C’est chaque année le même rituel, le baccalauréat débute avec la philo, au grand dam des moins adeptes et pour le plus grand plaisir des quelques amoureux. La philosophie est une matière complexe, parfois enseignée avec beaucoup de difficulté au lycée, à cause d’un programme très chargé qui doit être assimilé alors que la matière est toute nouvelle pour les classes de Terminale.

Pourtant, la philosophie est une exigence vitale, une réflexion sur soi et sur le monde indispensable pour le vivre-ensemble et pour l’émancipation de chacun.
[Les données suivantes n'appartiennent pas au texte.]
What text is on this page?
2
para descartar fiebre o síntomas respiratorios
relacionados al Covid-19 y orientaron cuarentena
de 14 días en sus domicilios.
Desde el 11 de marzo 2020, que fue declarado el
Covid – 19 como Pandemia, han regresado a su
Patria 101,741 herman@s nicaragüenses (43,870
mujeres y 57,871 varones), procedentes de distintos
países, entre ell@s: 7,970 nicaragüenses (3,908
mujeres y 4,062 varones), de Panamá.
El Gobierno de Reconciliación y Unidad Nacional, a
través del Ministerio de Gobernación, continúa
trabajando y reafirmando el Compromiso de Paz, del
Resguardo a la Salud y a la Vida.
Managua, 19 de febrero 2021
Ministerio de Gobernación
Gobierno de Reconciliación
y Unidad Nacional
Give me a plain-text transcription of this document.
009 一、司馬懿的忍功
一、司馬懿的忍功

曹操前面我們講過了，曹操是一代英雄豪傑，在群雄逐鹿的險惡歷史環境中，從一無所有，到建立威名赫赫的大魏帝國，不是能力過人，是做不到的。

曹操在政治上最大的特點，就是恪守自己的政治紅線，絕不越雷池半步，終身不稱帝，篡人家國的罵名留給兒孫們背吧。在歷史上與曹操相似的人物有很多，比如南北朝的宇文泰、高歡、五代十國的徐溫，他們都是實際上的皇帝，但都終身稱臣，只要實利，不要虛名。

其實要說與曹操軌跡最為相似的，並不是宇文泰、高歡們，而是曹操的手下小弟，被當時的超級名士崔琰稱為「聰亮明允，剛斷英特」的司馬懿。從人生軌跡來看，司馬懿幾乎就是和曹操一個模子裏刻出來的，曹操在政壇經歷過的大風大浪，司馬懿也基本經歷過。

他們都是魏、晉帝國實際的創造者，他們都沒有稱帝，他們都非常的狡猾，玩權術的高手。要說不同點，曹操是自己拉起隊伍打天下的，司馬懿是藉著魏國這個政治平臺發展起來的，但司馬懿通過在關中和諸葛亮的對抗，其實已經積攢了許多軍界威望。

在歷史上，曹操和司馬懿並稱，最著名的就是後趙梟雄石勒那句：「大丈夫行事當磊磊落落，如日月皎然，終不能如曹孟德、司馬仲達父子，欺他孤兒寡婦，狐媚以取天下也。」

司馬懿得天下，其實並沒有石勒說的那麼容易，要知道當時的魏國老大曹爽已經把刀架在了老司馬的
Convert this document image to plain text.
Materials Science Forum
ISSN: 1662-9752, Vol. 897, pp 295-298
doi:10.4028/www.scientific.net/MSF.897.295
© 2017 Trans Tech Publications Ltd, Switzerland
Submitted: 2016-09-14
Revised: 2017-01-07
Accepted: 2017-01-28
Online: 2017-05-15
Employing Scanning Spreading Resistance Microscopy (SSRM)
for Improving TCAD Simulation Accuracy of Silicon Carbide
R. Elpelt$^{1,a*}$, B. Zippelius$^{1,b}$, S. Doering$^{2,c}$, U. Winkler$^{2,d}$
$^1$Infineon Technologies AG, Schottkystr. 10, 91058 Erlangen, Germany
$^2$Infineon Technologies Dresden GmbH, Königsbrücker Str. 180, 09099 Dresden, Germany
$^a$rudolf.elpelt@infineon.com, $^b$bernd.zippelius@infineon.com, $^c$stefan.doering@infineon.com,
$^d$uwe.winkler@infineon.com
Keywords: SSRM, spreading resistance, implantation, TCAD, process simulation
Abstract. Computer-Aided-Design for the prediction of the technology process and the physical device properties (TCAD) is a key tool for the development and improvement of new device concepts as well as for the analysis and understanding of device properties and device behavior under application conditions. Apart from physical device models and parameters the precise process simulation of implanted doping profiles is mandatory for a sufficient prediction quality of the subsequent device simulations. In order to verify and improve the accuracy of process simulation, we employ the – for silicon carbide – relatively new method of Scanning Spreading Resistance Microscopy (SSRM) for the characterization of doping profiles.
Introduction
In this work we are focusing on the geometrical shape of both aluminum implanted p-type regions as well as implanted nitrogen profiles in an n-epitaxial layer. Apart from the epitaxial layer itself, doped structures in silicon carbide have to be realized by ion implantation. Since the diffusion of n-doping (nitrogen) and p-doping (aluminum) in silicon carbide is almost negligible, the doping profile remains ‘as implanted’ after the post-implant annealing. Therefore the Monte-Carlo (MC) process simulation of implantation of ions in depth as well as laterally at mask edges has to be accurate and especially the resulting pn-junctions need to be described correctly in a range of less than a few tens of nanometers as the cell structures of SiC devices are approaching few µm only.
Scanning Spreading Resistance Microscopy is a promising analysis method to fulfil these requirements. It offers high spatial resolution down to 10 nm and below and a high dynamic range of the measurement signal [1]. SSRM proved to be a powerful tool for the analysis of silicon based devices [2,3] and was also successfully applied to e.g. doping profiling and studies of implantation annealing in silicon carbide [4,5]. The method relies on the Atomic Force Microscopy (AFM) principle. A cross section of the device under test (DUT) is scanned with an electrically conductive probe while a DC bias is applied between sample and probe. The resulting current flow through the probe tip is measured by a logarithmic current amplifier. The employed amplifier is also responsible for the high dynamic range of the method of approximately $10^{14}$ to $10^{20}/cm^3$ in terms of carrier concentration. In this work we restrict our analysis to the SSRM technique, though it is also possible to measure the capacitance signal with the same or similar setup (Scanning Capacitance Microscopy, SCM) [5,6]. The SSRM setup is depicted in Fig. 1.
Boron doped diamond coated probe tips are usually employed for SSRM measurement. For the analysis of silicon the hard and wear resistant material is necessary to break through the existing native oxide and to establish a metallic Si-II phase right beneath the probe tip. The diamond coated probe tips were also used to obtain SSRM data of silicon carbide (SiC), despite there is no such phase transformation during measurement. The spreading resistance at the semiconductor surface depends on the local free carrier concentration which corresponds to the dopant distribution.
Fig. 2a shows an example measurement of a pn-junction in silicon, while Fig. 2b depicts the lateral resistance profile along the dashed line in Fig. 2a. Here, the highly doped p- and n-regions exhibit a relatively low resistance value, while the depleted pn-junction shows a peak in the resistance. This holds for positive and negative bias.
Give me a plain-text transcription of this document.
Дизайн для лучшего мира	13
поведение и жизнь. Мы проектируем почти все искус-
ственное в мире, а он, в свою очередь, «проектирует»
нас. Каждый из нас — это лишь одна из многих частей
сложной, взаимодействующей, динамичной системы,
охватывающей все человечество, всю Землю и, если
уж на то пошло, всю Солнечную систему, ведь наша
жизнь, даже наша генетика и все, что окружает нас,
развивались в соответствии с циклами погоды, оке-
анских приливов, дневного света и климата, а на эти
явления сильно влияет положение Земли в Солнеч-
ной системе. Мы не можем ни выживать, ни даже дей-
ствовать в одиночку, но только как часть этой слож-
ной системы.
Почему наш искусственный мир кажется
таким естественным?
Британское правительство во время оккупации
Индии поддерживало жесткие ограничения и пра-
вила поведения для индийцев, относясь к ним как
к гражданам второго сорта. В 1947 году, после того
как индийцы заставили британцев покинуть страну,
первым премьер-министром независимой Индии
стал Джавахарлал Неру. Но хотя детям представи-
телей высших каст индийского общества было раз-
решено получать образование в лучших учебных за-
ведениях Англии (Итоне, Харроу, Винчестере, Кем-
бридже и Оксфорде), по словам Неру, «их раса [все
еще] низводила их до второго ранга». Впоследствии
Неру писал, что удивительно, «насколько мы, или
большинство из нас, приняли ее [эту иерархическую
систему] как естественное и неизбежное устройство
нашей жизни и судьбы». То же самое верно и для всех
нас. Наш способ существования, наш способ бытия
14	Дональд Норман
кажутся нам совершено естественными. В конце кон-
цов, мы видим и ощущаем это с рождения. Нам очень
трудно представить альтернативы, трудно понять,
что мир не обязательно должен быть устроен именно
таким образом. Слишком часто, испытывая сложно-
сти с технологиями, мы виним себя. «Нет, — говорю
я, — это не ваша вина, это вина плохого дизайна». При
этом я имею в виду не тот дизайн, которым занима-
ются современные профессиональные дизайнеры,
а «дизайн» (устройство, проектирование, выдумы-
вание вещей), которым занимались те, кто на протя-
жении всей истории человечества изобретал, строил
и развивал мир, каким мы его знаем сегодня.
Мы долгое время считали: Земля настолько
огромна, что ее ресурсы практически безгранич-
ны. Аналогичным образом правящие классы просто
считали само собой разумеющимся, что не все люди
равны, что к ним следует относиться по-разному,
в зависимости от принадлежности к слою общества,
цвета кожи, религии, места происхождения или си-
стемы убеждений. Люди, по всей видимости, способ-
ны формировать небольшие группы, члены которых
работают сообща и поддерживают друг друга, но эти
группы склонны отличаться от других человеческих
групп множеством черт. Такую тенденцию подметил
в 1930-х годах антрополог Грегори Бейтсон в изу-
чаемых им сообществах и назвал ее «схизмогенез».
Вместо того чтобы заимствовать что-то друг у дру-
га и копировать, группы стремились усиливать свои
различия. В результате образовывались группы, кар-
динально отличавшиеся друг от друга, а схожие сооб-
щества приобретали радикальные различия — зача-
C’est une manière de se construire individuellement parce que, justement, la philosophie déconstruit le réel, le questionne, le brutalise, le critique pour mettre à distance ce qui nous semble aller de soit et donc de relativiser son propre rapport au monde. Et en ce sens, il est important qu’elle soit enseignée dès l’enseignement secondaire parce que l’une des vocations premières de l’école de la République est de donner les clefs de compréhension pour devenir un citoyen éclairé. Loin d’être la matière théorique désincarnée que l’on voudrait nous présenter, la philosophie est proche de nous, ce sont les petites lunettes qui nous permettent d’appréhender le monde en le libérant des évidences.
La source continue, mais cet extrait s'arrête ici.